Talking in depth with salespeople and clients, I realized that even as the first pitches were reflexively client-brand-heavy, what the clients really wanted was to see their brands enfolded completely within ours — not the other way around. The overt, blaring pitch ideas where BlackBook was subsumed under the client brand looked and felt wrong, and they appealed to no one involved. They looked like ads; they looked worse than ads actually. I pointed out that if we couldn’t even sell a sponsored Brand X story to Brand X, we certainly couldn’t use that as proof of concept for future sales to Brand Y. This crystallized what should have been obvious, namely that BlackBook’s brand was all we had to sell. If we published a crap sponsored story, the next sale would be that much harder. So these stories had to be editorially independent, and they had to be good. And to be good they had to be ours. Sponsored stories were collaborative with the client at the concept level, but once we got the greenlight, creative and editorial were in charge. And nobody believed this more fervently than the sales team. So rather than have the traditional editorial-sales fight at the execution phase, it was handled at the pitch in a sales-client fight that spilled no editorial blood. By the time we got to execution, the client was already on board.
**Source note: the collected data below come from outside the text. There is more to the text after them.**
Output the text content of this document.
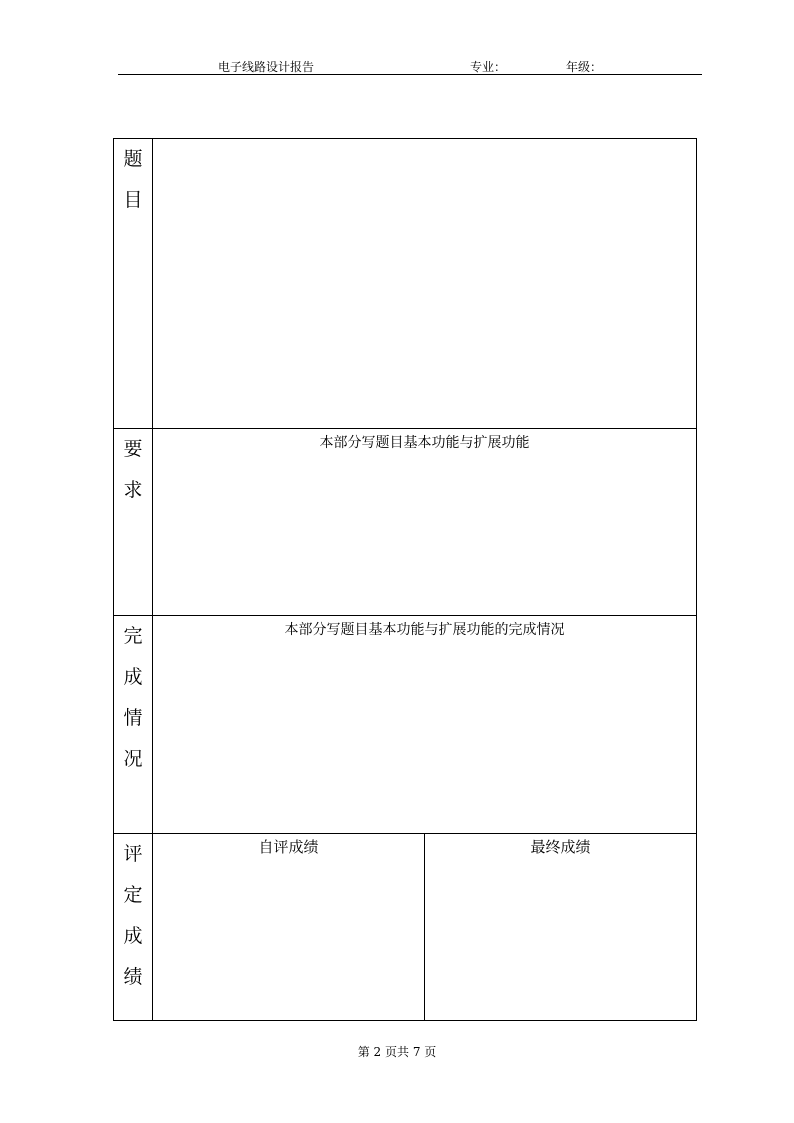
电子线路设计报告	专业：	年级：
题
目		

要
求	本部分写题目基本功能与扩展功能	

完
成
情
况	本部分写题目基本功能与扩展功能的完成情况	

评
定
成
绩	自评成绩	最终成绩
第 2 页共 7 页
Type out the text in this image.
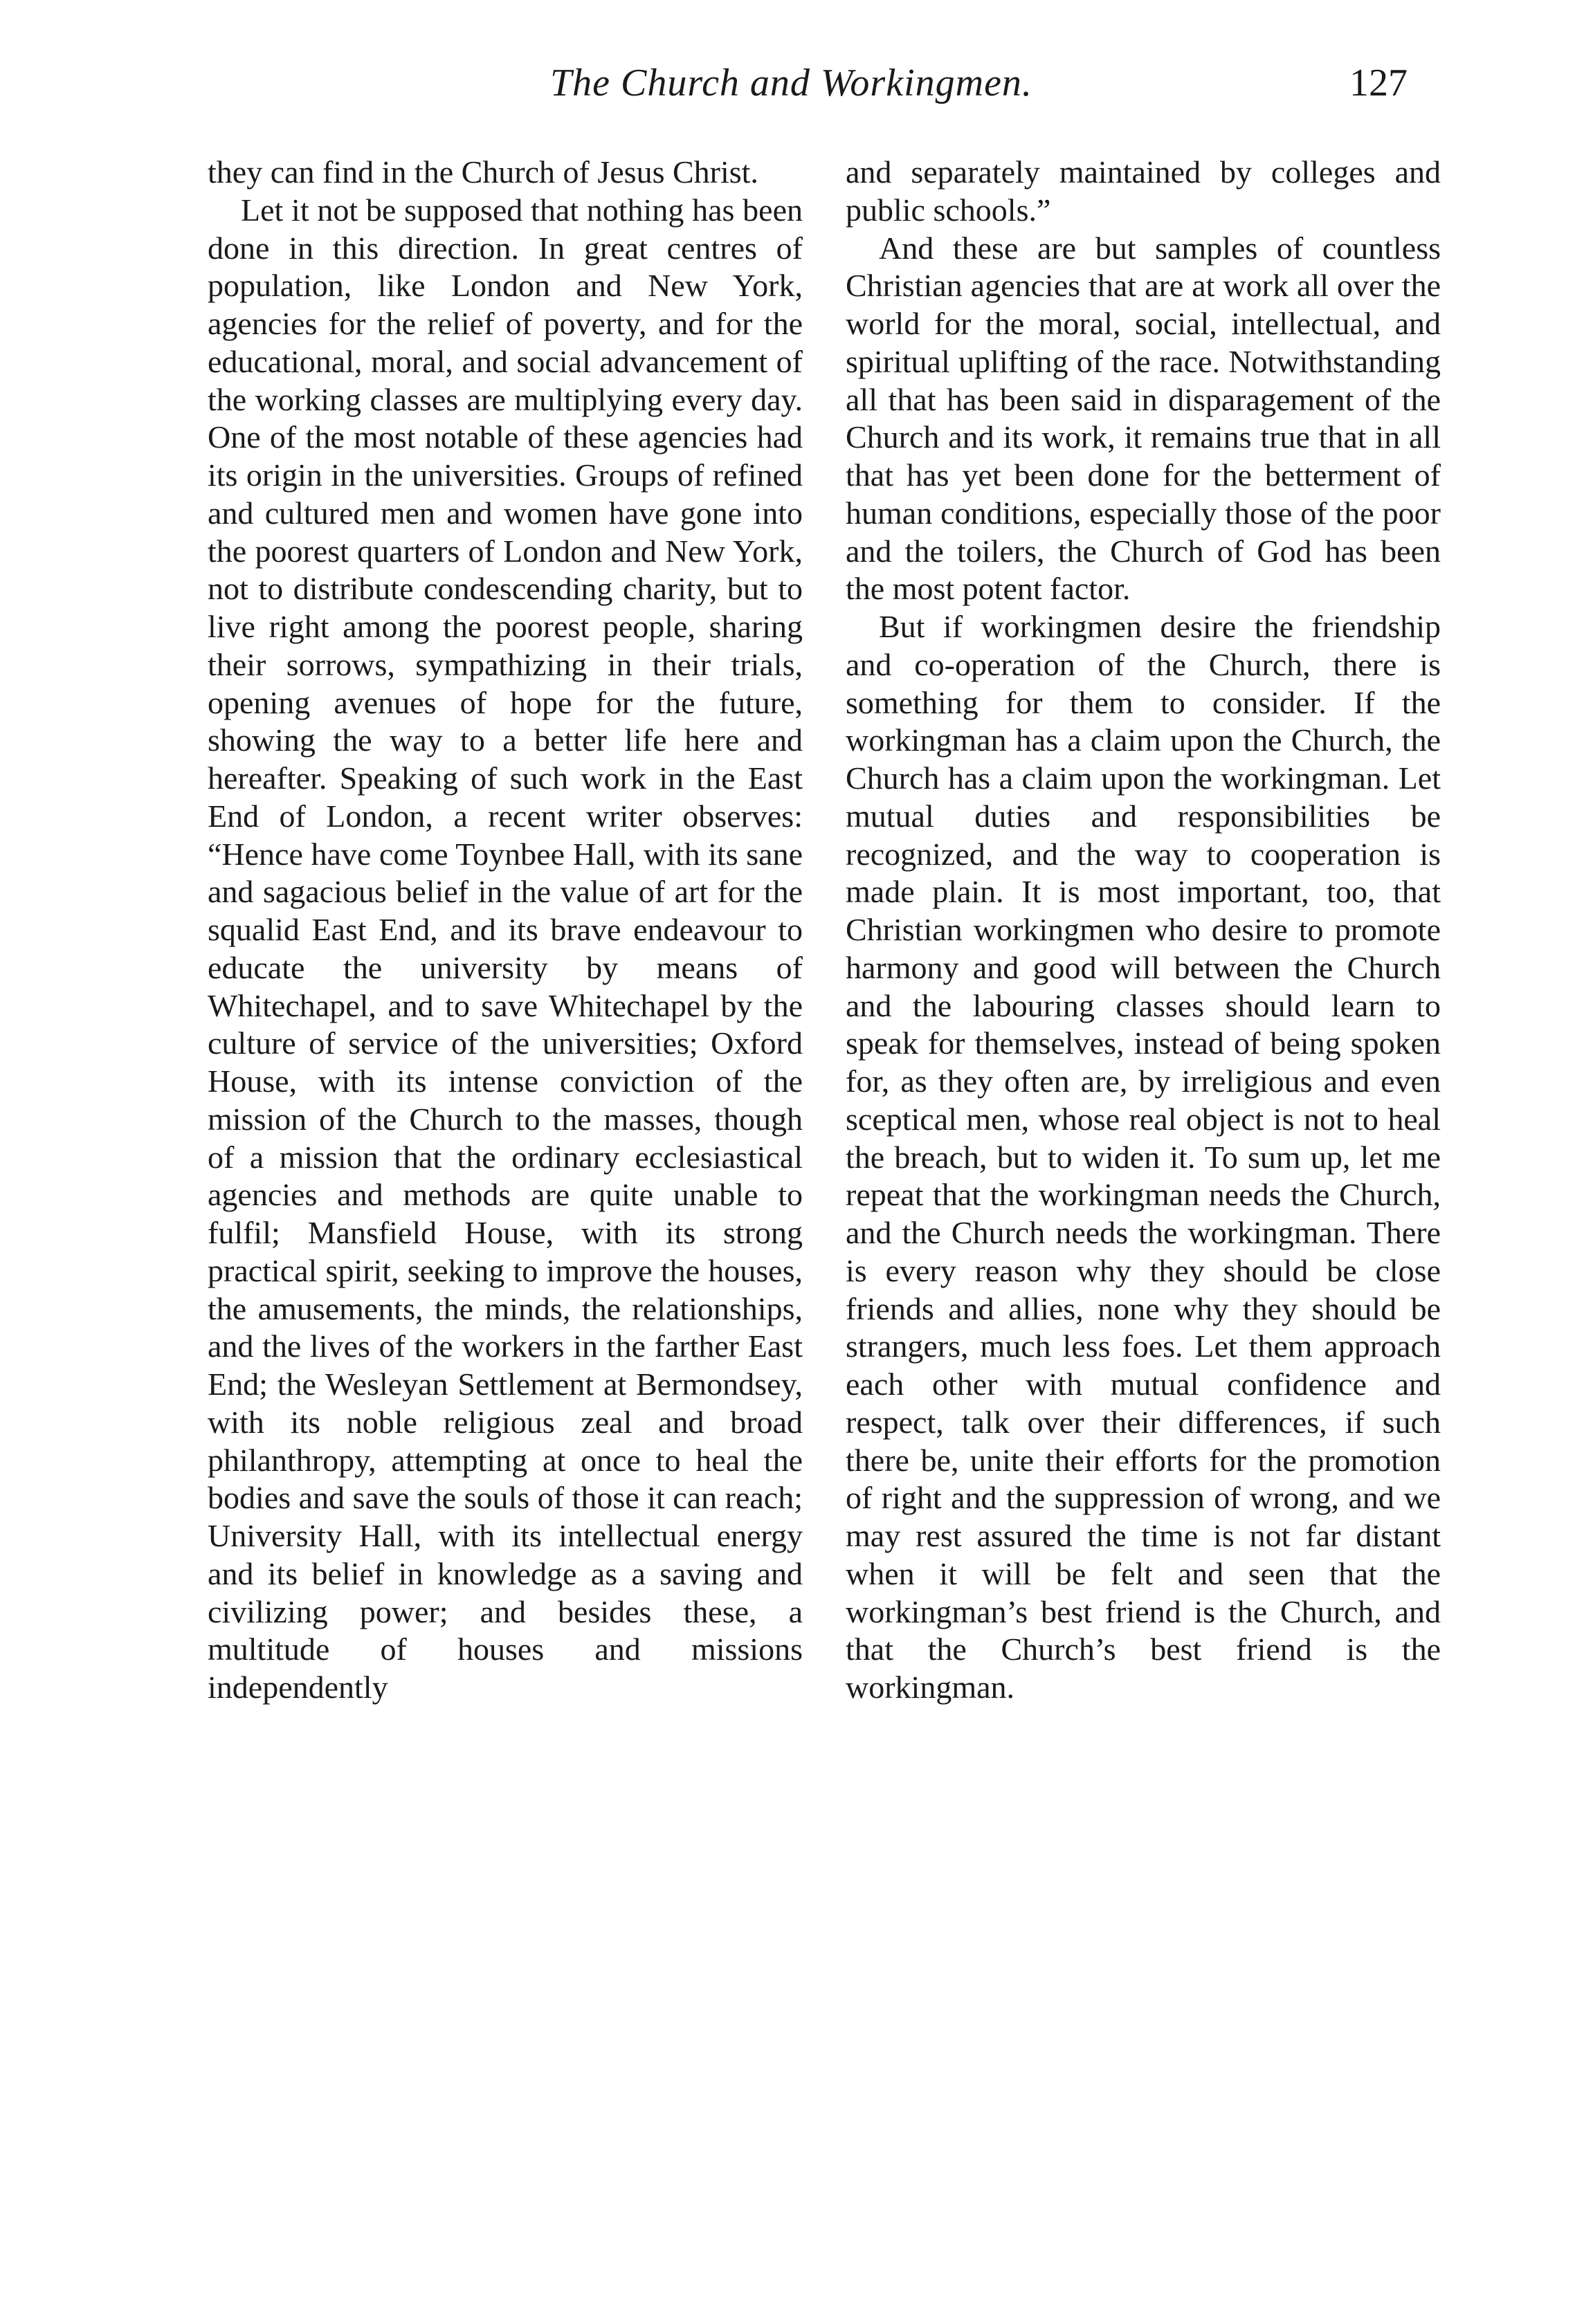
The Church and Workingmen.	127

they can find in the Church of Jesus Christ.

Let it not be supposed that nothing has been done in this direction. In great centres of population, like London and New York, agencies for the relief of poverty, and for the educational, moral, and social advancement of the working classes are multiplying every day. One of the most notable of these agencies had its origin in the universities. Groups of refined and cultured men and women have gone into the poorest quarters of London and New York, not to distribute condescending charity, but to live right among the poorest people, sharing their sorrows, sympathizing in their trials, opening avenues of hope for the future, showing the way to a better life here and hereafter. Speaking of such work in the East End of London, a recent writer observes: “Hence have come Toynbee Hall, with its sane and sagacious belief in the value of art for the squalid East End, and its brave endeavour to educate the university by means of Whitechapel, and to save Whitechapel by the culture of service of the universities; Oxford House, with its intense conviction of the mission of the Church to the masses, though of a mission that the ordinary ecclesiastical agencies and methods are quite unable to fulfil; Mansfield House, with its strong practical spirit, seeking to improve the houses, the amusements, the minds, the relationships, and the lives of the workers in the farther East End; the Wesleyan Settlement at Bermondsey, with its noble religious zeal and broad philanthropy, attempting at once to heal the bodies and save the souls of those it can reach; University Hall, with its intellectual energy and its belief in knowledge as a saving and civilizing power; and besides these, a multitude of houses and missions independently

and separately maintained by colleges and public schools.”

And these are but samples of countless Christian agencies that are at work all over the world for the moral, social, intellectual, and spiritual uplifting of the race. Notwithstanding all that has been said in disparagement of the Church and its work, it remains true that in all that has yet been done for the betterment of human conditions, especially those of the poor and the toilers, the Church of God has been the most potent factor.

But if workingmen desire the friendship and co-operation of the Church, there is something for them to consider. If the workingman has a claim upon the Church, the Church has a claim upon the workingman. Let mutual duties and responsibilities be recognized, and the way to cooperation is made plain. It is most important, too, that Christian workingmen who desire to promote harmony and good will between the Church and the labouring classes should learn to speak for themselves, instead of being spoken for, as they often are, by irreligious and even sceptical men, whose real object is not to heal the breach, but to widen it. To sum up, let me repeat that the workingman needs the Church, and the Church needs the workingman. There is every reason why they should be close friends and allies, none why they should be strangers, much less foes. Let them approach each other with mutual confidence and respect, talk over their differences, if such there be, unite their efforts for the promotion of right and the suppression of wrong, and we may rest assured the time is not far distant when it will be felt and seen that the workingman’s best friend is the Church, and that the Church’s best friend is the workingman.
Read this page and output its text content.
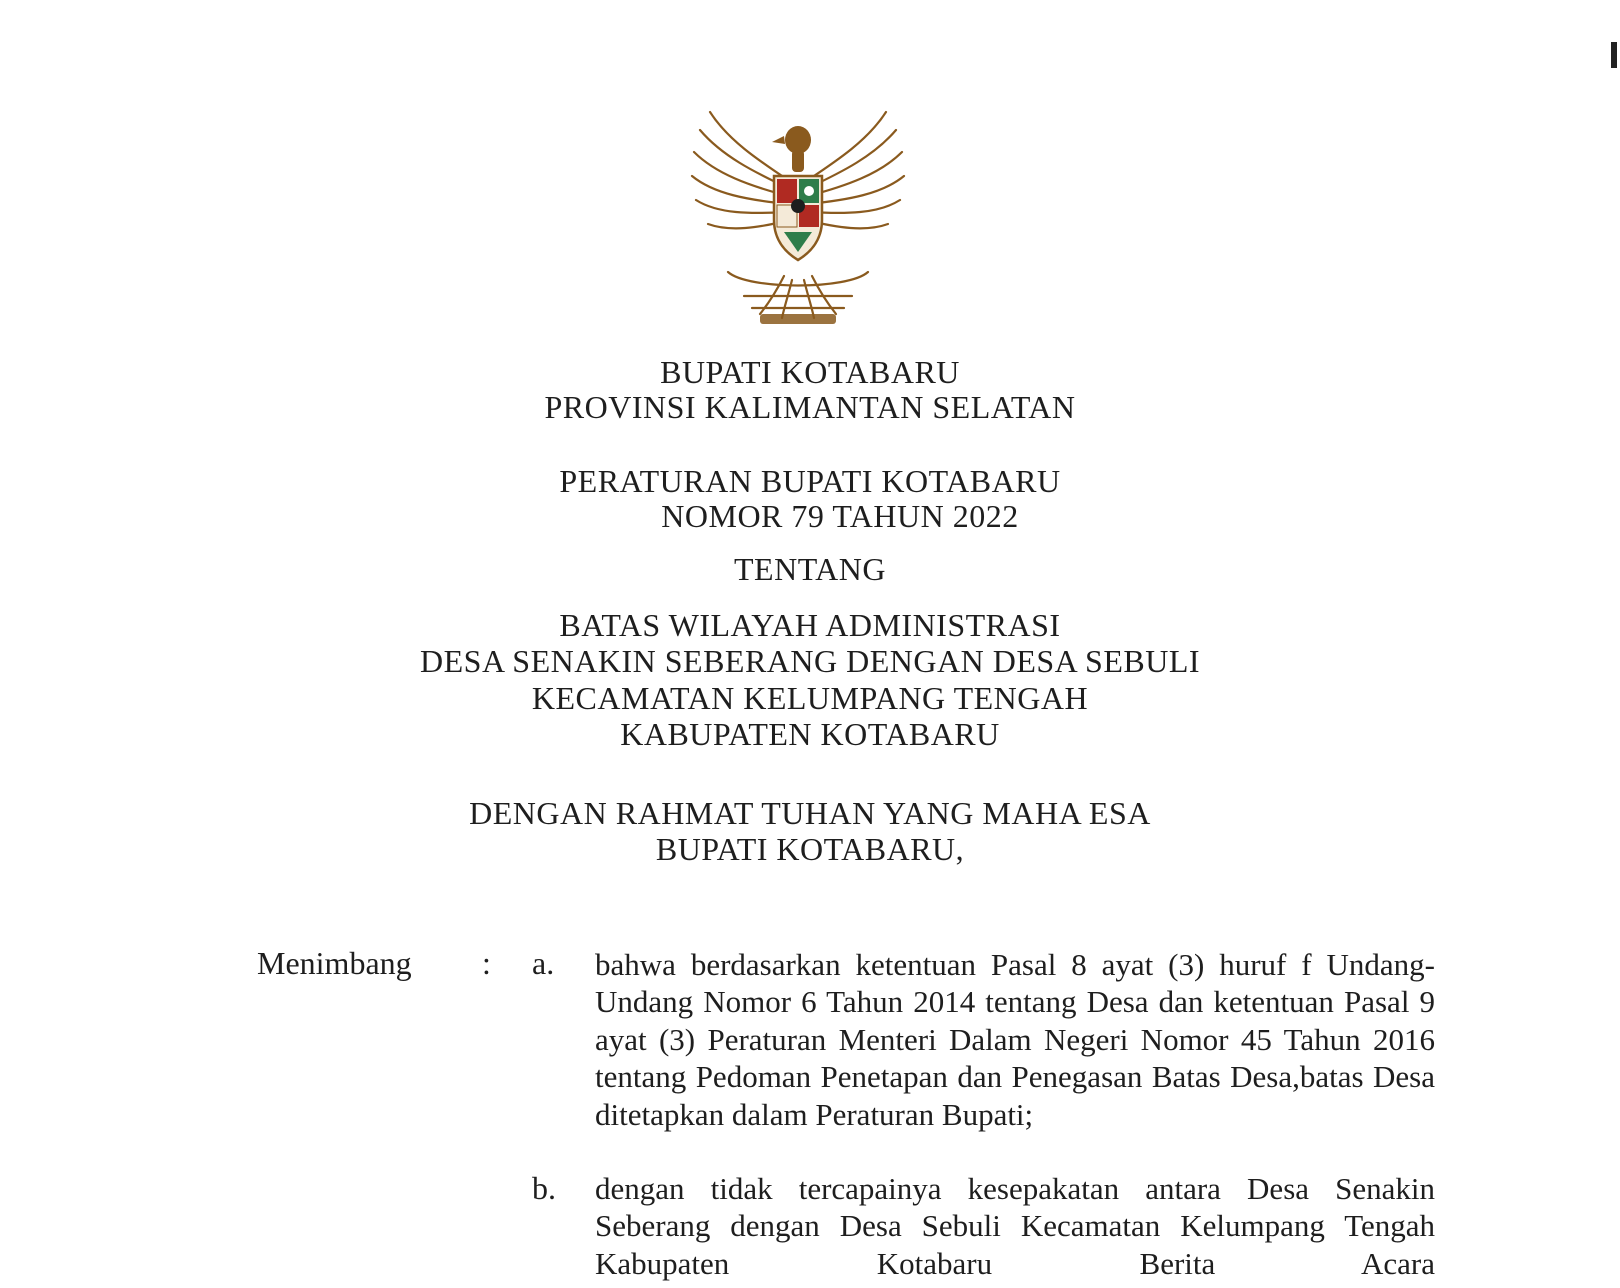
BUPATI KOTABARU
PROVINSI KALIMANTAN SELATAN
PERATURAN BUPATI KOTABARU
NOMOR 79 TAHUN 2022
TENTANG
BATAS WILAYAH ADMINISTRASI
DESA SENAKIN SEBERANG DENGAN DESA SEBULI
KECAMATAN KELUMPANG TENGAH
KABUPATEN KOTABARU
DENGAN RAHMAT TUHAN YANG MAHA ESA
BUPATI KOTABARU,
Menimbang : a. bahwa berdasarkan ketentuan Pasal 8 ayat (3) huruf f Undang-Undang Nomor 6 Tahun 2014 tentang Desa dan ketentuan Pasal 9 ayat (3) Peraturan Menteri Dalam Negeri Nomor 45 Tahun 2016 tentang Pedoman Penetapan dan Penegasan Batas Desa,batas Desa ditetapkan dalam Peraturan Bupati;
b. dengan tidak tercapainya kesepakatan antara Desa Senakin Seberang dengan Desa Sebuli Kecamatan Kelumpang Tengah Kabupaten Kotabaru Berita Acara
The situation at BlackBook, and the sponsored content situation in the industry, are both particularized illustrations of a larger point: If you want to be in the media business, learn the media business. Learn who sells what on your sales team, and for how much. Know which clients buy the most, and which don’t buy from you at all. Read your own ad rates. Find out how salespeople are compensated. Get someone to walk you through the RFP process, which agencies bring multiple clients to your door, and what the metrics for success may be. Badger some poor unfortunate to demonstrate how ads are trafficked and tracked. Go on a sales call — you might enjoy yourself (I’m kidding, sales calls are horrible, but you should still go on one).
I’m not saying that even perfect business knowledge will make you invincible or invulnerable, editorially speaking. But there’s no reason to treat the business side ungraciously or with contempt, and certainly no reason to be willfully ignorant of their workings. Help them do their jobs in a way that makes proper editorial sense, and you’ll have the justifications in hand to keep what you have and get what you want. Both church and state should be part of the same nation, and walls should only guard the borders.